The idea that people can see you in that kind of way at all is really… almost comforting? I have been feeling such anxiety around thoughts along the lines that nobody could see anything good in me, and it’s good not to rely on validation like that, but still it really does help me feel a wee bit less alone in the world… and less harsh on myself about other failings, I mean, if I can still be adorable and sweet, after all. Those might be some of the top feel good words to hear about myself. It makes feeling so alone hurt just a little bit less, feel just a little but less personal (though it doesn’t always help when I don’t take things personally, because then I see it as a social/ststemic problem and get depressed about the world).

Anyway, like I was saying, tiny tiny steps into connecting, into trusting, and I may not know who I am right now with other people, but maybe that is okay, and I need to take little steps back into trusting my social self again. There is not immediately going to be flow, I need practice connecting with people first, and maybe eventually I find someone I click with who helps me feel a little less alone in a certain way, and slowly I transform from having no sense of belonging to anything to being more and more confident in who I am around other people (I want to be around). These words somehow help me feel just a little bit more receptive to connection. My life can feel like a total and complete mess and I can be so lonely and like nothing I say or do is tight and yet people can still say such things. Probably wouldn’t if they got to know me for a few more minutes, but still, it helps, and it does help with the more immediate anxiety about being way too much of a freak for the world. A little bit of acceptance makes a huge difference and I am grateful to be seen in such a way.

Man, it is the middle of the night, I want to read this book in Spanish. I haven’t done anything with Spanish for too long so I’m back to reading really slowly again but it is good, I think maybe I get even more out of these books when I read them in Spanish even though they were originally in English. I get so much satisfaction out of reading and engaging in Spanish. When I heard someone speaking in Spanish today, having a really respectful kind of not talking down to conversation with a little kid who might have been hers, I just felt ky anxiety levels drop. When I am around Spanish my anxiety levels drop; I was just thinking engaging in Spanish is one thing I could do at just about any time to relax my nervous system. It’s just that it ferls like Spanish was kind of taken away from me right after I got back to the US from Mexico in what became one of the hardest times of my life. I still feel the immediate nervous system relief but I am afraid that my neurology got messed with and now deep down Spanish is going to be a trigger and retraumatise me. I am afraid it is going to remind me of the person who tried to take it away from me and who horrified me out of my mind, rather than all the good associations thay came before that.
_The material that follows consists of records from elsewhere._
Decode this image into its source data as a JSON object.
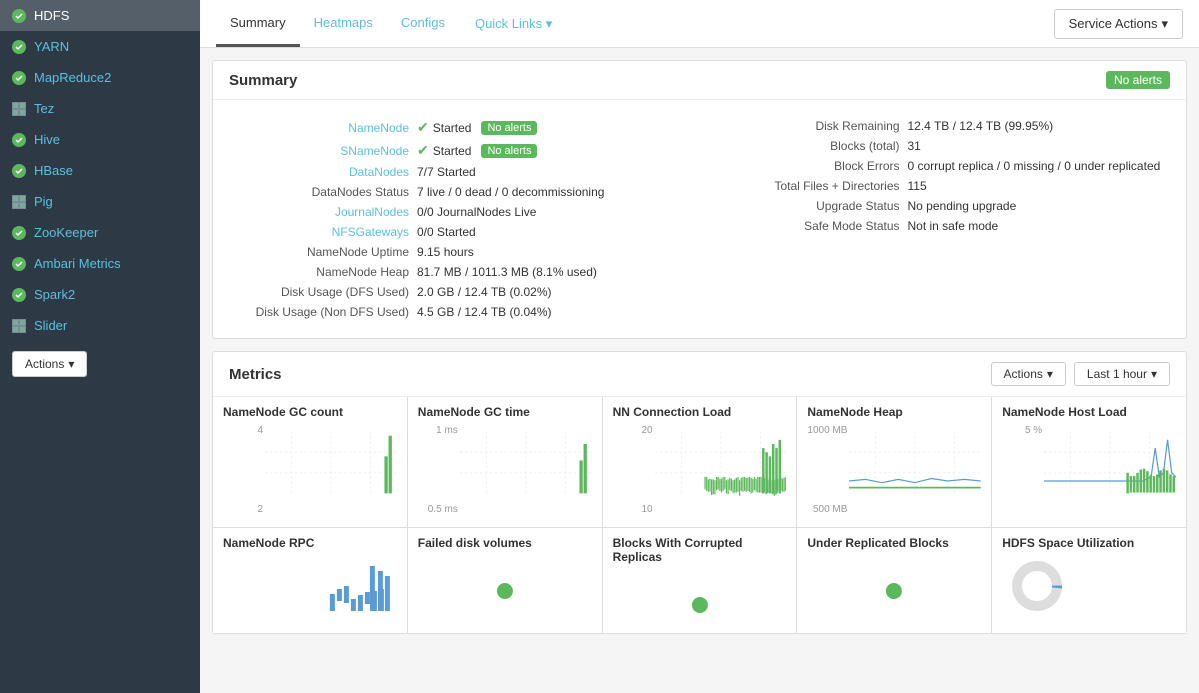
{
  "sidebar": {
    "items": [
      {
        "id": "hdfs",
        "label": "HDFS",
        "status": "green",
        "active": true,
        "icon": "circle"
      },
      {
        "id": "yarn",
        "label": "YARN",
        "status": "green",
        "active": false,
        "icon": "circle"
      },
      {
        "id": "mapreduce2",
        "label": "MapReduce2",
        "status": "green",
        "active": false,
        "icon": "circle"
      },
      {
        "id": "tez",
        "label": "Tez",
        "status": "none",
        "active": false,
        "icon": "square"
      },
      {
        "id": "hive",
        "label": "Hive",
        "status": "green",
        "active": false,
        "icon": "circle"
      },
      {
        "id": "hbase",
        "label": "HBase",
        "status": "green",
        "active": false,
        "icon": "circle"
      },
      {
        "id": "pig",
        "label": "Pig",
        "status": "none",
        "active": false,
        "icon": "square"
      },
      {
        "id": "zookeeper",
        "label": "ZooKeeper",
        "status": "green",
        "active": false,
        "icon": "circle"
      },
      {
        "id": "ambari-metrics",
        "label": "Ambari Metrics",
        "status": "green",
        "active": false,
        "icon": "circle"
      },
      {
        "id": "spark2",
        "label": "Spark2",
        "status": "green",
        "active": false,
        "icon": "circle"
      },
      {
        "id": "slider",
        "label": "Slider",
        "status": "none",
        "active": false,
        "icon": "square"
      }
    ],
    "actions_label": "Actions"
  },
  "tabs": [
    {
      "id": "summary",
      "label": "Summary",
      "active": true
    },
    {
      "id": "heatmaps",
      "label": "Heatmaps",
      "active": false
    },
    {
      "id": "configs",
      "label": "Configs",
      "active": false
    }
  ],
  "quick_links": "Quick Links ▾",
  "service_actions": "Service Actions",
  "summary": {
    "title": "Summary",
    "alert_badge": "No alerts",
    "left": {
      "rows": [
        {
          "label": "NameNode",
          "is_link": true,
          "value": "Started",
          "badge": "No alerts"
        },
        {
          "label": "SNameNode",
          "is_link": true,
          "value": "Started",
          "badge": "No alerts"
        },
        {
          "label": "DataNodes",
          "is_link": true,
          "value": "7/7 Started",
          "badge": null
        },
        {
          "label": "DataNodes Status",
          "is_link": false,
          "value": "7 live / 0 dead / 0 decommissioning",
          "badge": null
        },
        {
          "label": "JournalNodes",
          "is_link": true,
          "value": "0/0 JournalNodes Live",
          "badge": null
        },
        {
          "label": "NFSGateways",
          "is_link": true,
          "value": "0/0 Started",
          "badge": null
        },
        {
          "label": "NameNode Uptime",
          "is_link": false,
          "value": "9.15 hours",
          "badge": null
        },
        {
          "label": "NameNode Heap",
          "is_link": false,
          "value": "81.7 MB / 1011.3 MB (8.1% used)",
          "badge": null
        },
        {
          "label": "Disk Usage (DFS Used)",
          "is_link": false,
          "value": "2.0 GB / 12.4 TB (0.02%)",
          "badge": null
        },
        {
          "label": "Disk Usage (Non DFS Used)",
          "is_link": false,
          "value": "4.5 GB / 12.4 TB (0.04%)",
          "badge": null
        }
      ]
    },
    "right": {
      "rows": [
        {
          "label": "Disk Remaining",
          "value": "12.4 TB / 12.4 TB (99.95%)"
        },
        {
          "label": "Blocks (total)",
          "value": "31"
        },
        {
          "label": "Block Errors",
          "value": "0 corrupt replica / 0 missing / 0 under replicated"
        },
        {
          "label": "Total Files + Directories",
          "value": "115"
        },
        {
          "label": "Upgrade Status",
          "value": "No pending upgrade"
        },
        {
          "label": "Safe Mode Status",
          "value": "Not in safe mode"
        }
      ]
    }
  },
  "metrics": {
    "title": "Metrics",
    "actions_label": "Actions",
    "timerange_label": "Last 1 hour",
    "charts": [
      {
        "id": "namenode-gc-count",
        "title": "NameNode GC count",
        "y_labels": [
          "4",
          "2"
        ],
        "color": "green"
      },
      {
        "id": "namenode-gc-time",
        "title": "NameNode GC time",
        "y_labels": [
          "1 ms",
          "0.5 ms"
        ],
        "color": "green"
      },
      {
        "id": "nn-connection-load",
        "title": "NN Connection Load",
        "y_labels": [
          "20",
          "10"
        ],
        "color": "green"
      },
      {
        "id": "namenode-heap",
        "title": "NameNode Heap",
        "y_labels": [
          "1000 MB",
          "500 MB"
        ],
        "color": "green"
      },
      {
        "id": "namenode-host-load",
        "title": "NameNode Host Load",
        "y_labels": [
          "5 %"
        ],
        "color": "green"
      }
    ],
    "charts2": [
      {
        "id": "namenode-rpc",
        "title": "NameNode RPC"
      },
      {
        "id": "failed-disk-volumes",
        "title": "Failed disk volumes"
      },
      {
        "id": "blocks-corrupted",
        "title": "Blocks With Corrupted Replicas"
      },
      {
        "id": "under-replicated",
        "title": "Under Replicated Blocks"
      },
      {
        "id": "hdfs-space",
        "title": "HDFS Space Utilization"
      }
    ]
  }
}
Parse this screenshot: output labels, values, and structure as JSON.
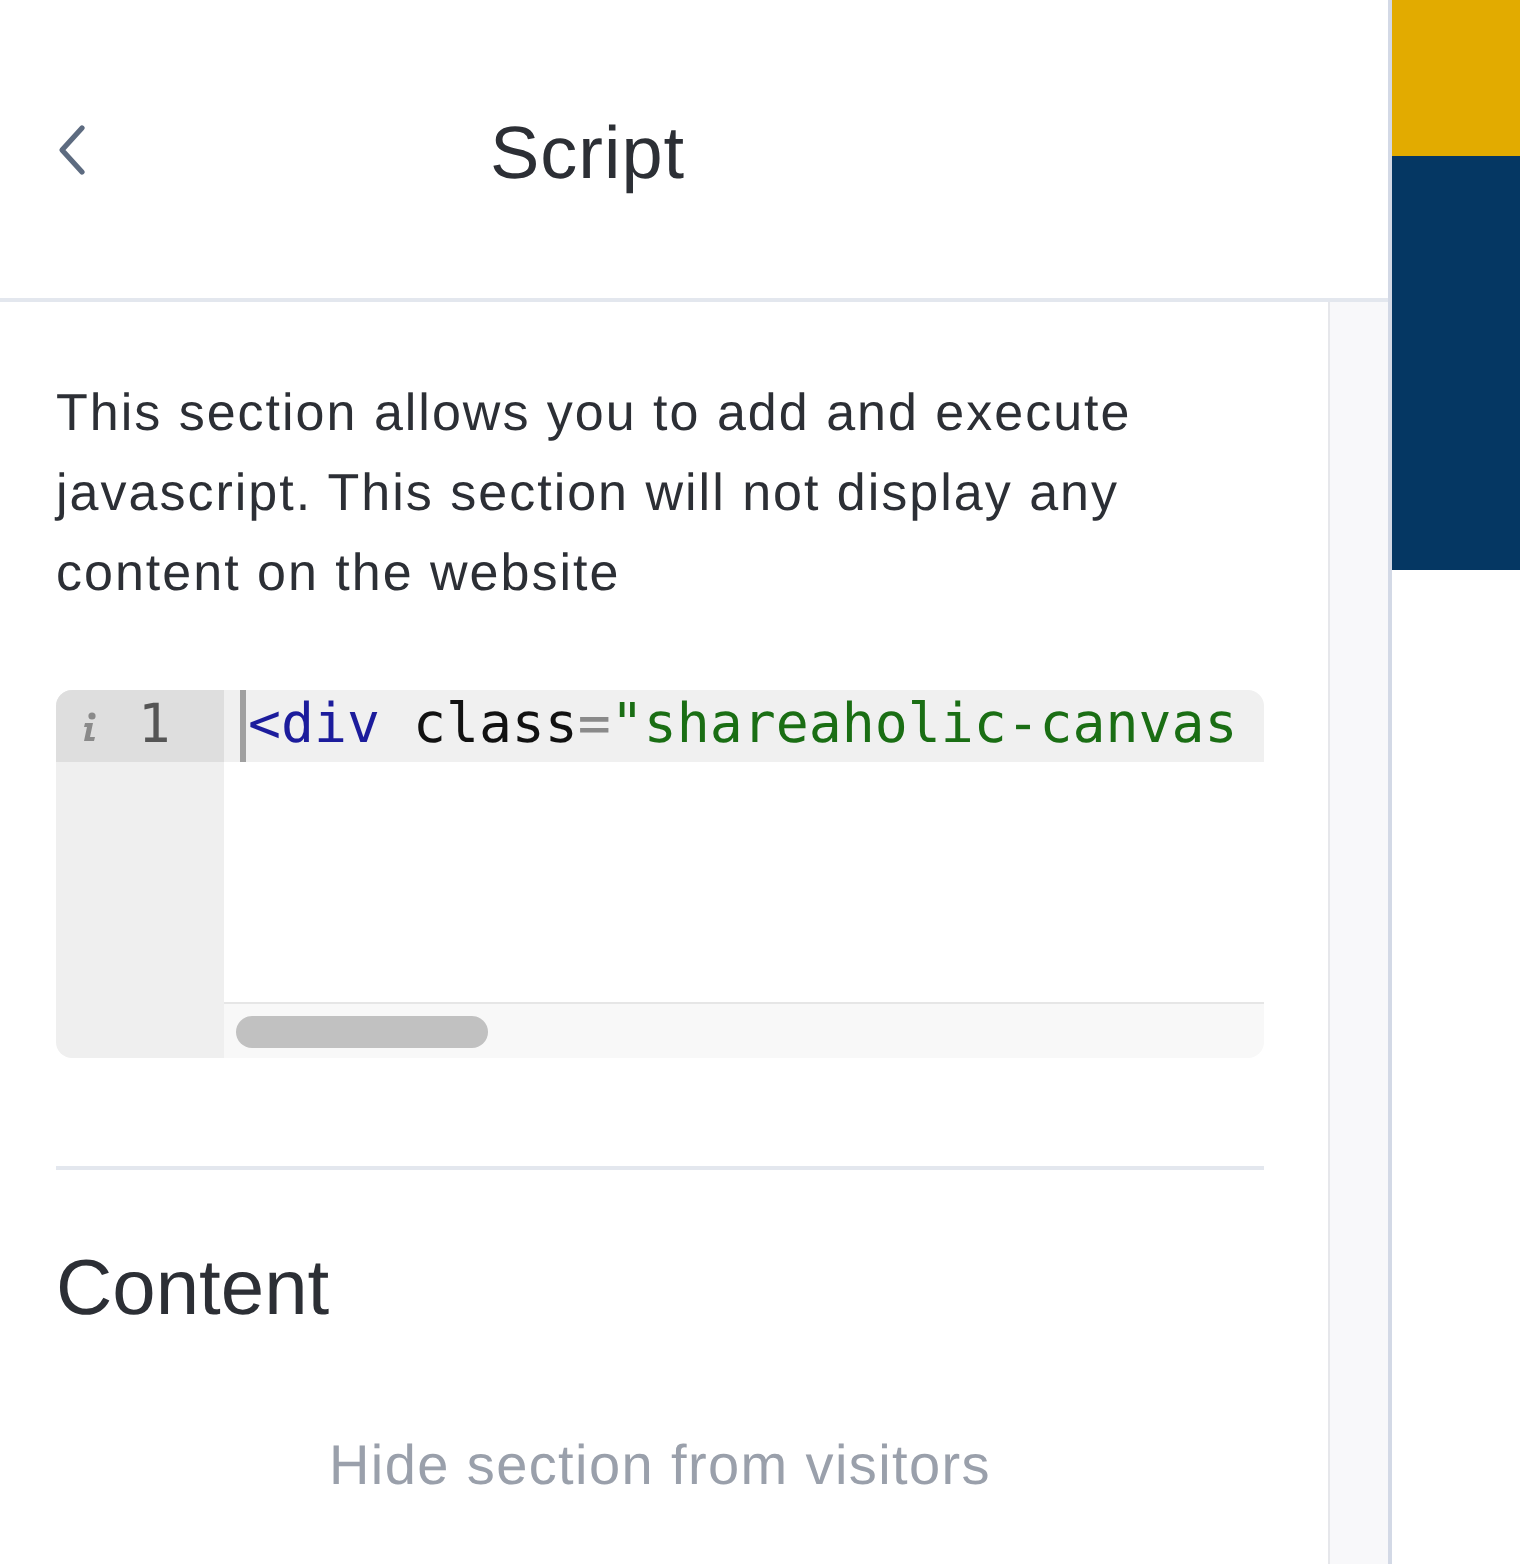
{
  "header": {
    "title": "Script"
  },
  "description": "This section allows you to add and execute javascript. This section will not display any content on the website",
  "code_editor": {
    "lines": [
      {
        "number": "1",
        "info_marker": true,
        "active": true,
        "tokens": [
          {
            "kind": "tag",
            "text": "<div"
          },
          {
            "kind": "plain",
            "text": " class"
          },
          {
            "kind": "operator",
            "text": "="
          },
          {
            "kind": "string",
            "text": "\"shareaholic-canvas"
          }
        ]
      }
    ]
  },
  "content_section": {
    "title": "Content",
    "hide_link": "Hide section from visitors"
  }
}
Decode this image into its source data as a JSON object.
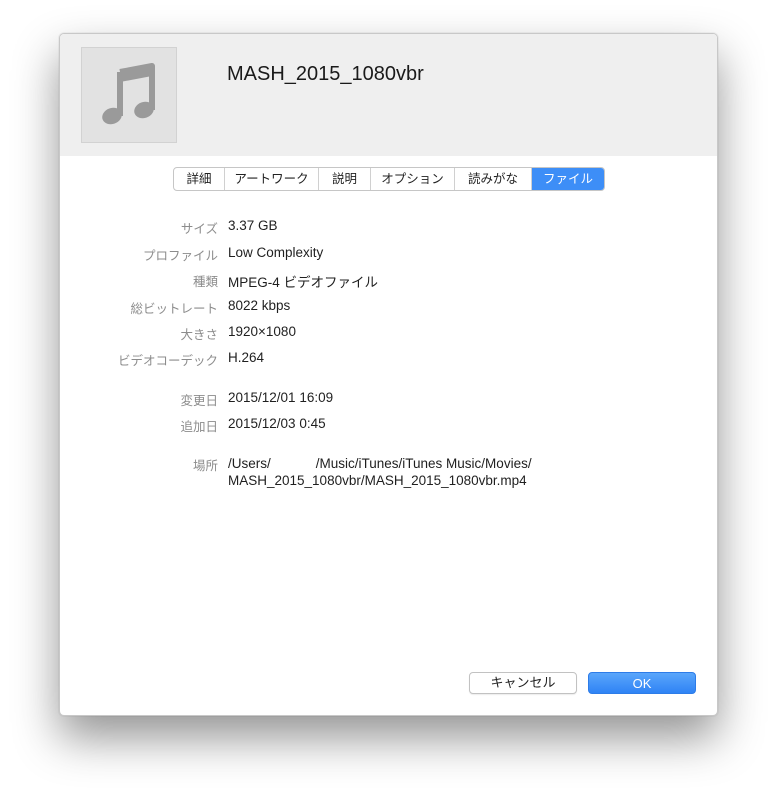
{
  "dialog": {
    "title": "MASH_2015_1080vbr"
  },
  "tabs": [
    {
      "label": "詳細",
      "active": false
    },
    {
      "label": "アートワーク",
      "active": false
    },
    {
      "label": "説明",
      "active": false
    },
    {
      "label": "オプション",
      "active": false
    },
    {
      "label": "読みがな",
      "active": false
    },
    {
      "label": "ファイル",
      "active": true
    }
  ],
  "file_info": {
    "size": {
      "label": "サイズ",
      "value": "3.37 GB"
    },
    "profile": {
      "label": "プロファイル",
      "value": "Low Complexity"
    },
    "kind": {
      "label": "種類",
      "value": "MPEG-4 ビデオファイル"
    },
    "bitrate": {
      "label": "総ビットレート",
      "value": "8022 kbps"
    },
    "dimensions": {
      "label": "大きさ",
      "value": "1920×1080"
    },
    "codec": {
      "label": "ビデオコーデック",
      "value": "H.264"
    },
    "modified": {
      "label": "変更日",
      "value": "2015/12/01 16:09"
    },
    "added": {
      "label": "追加日",
      "value": "2015/12/03 0:45"
    },
    "location": {
      "label": "場所",
      "line1": "/Users/            /Music/iTunes/iTunes Music/Movies/",
      "line2": "MASH_2015_1080vbr/MASH_2015_1080vbr.mp4"
    }
  },
  "buttons": {
    "cancel": "キャンセル",
    "ok": "OK"
  },
  "colors": {
    "accent": "#3d8ef7",
    "header_bg": "#efefef",
    "label_gray": "#8c8c8c"
  },
  "icons": {
    "artwork": "music-note-icon"
  }
}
Maybe I am adorable and sweet when I speak Spanish. Maybe I feel like a social outcast who can’t do anything right because I am not speaking Spanish. Maybe I am naturally. lot more social when I am immersed in Spanish. Maybe this has something to do with what I am meant to be doing with my life: if do what you love carries any meaning at all, what I take from that is… Spanish. I feel like in Spanish I might have some idea how to be a lover. In English I have no clue and it terrifies me. In English I am a mess and emotions overwhelm me as I try to come up with words. In Spanish I am safe. In Spanish the words do not have the capacity to trigger me like the ones in English do. In English I think I have more of a tendency to want to lash out or to be less sensitive intentionally or otherwise about what I am saying and how it might be perceived. In Spanish my emotional and my rational ways of knowing are much more integrated.

And yet I resist immersing myself in my love of Spanish. Resist letting myself feel delighted with competency. Why? It seems whenever I dedicate myself to something I love it gets taken away from me. It is hard to pick myself up and try again. Maybe it is telling me something, how natural it is to be around Spanish, how much better I feel when I am in hispanic cultures. If I want to feel better, why not just feel better? I mean, no, it is not that easy, but considering how powerful Spanish is for me, there is a lot I can do and it would probably make a huge difference in my life.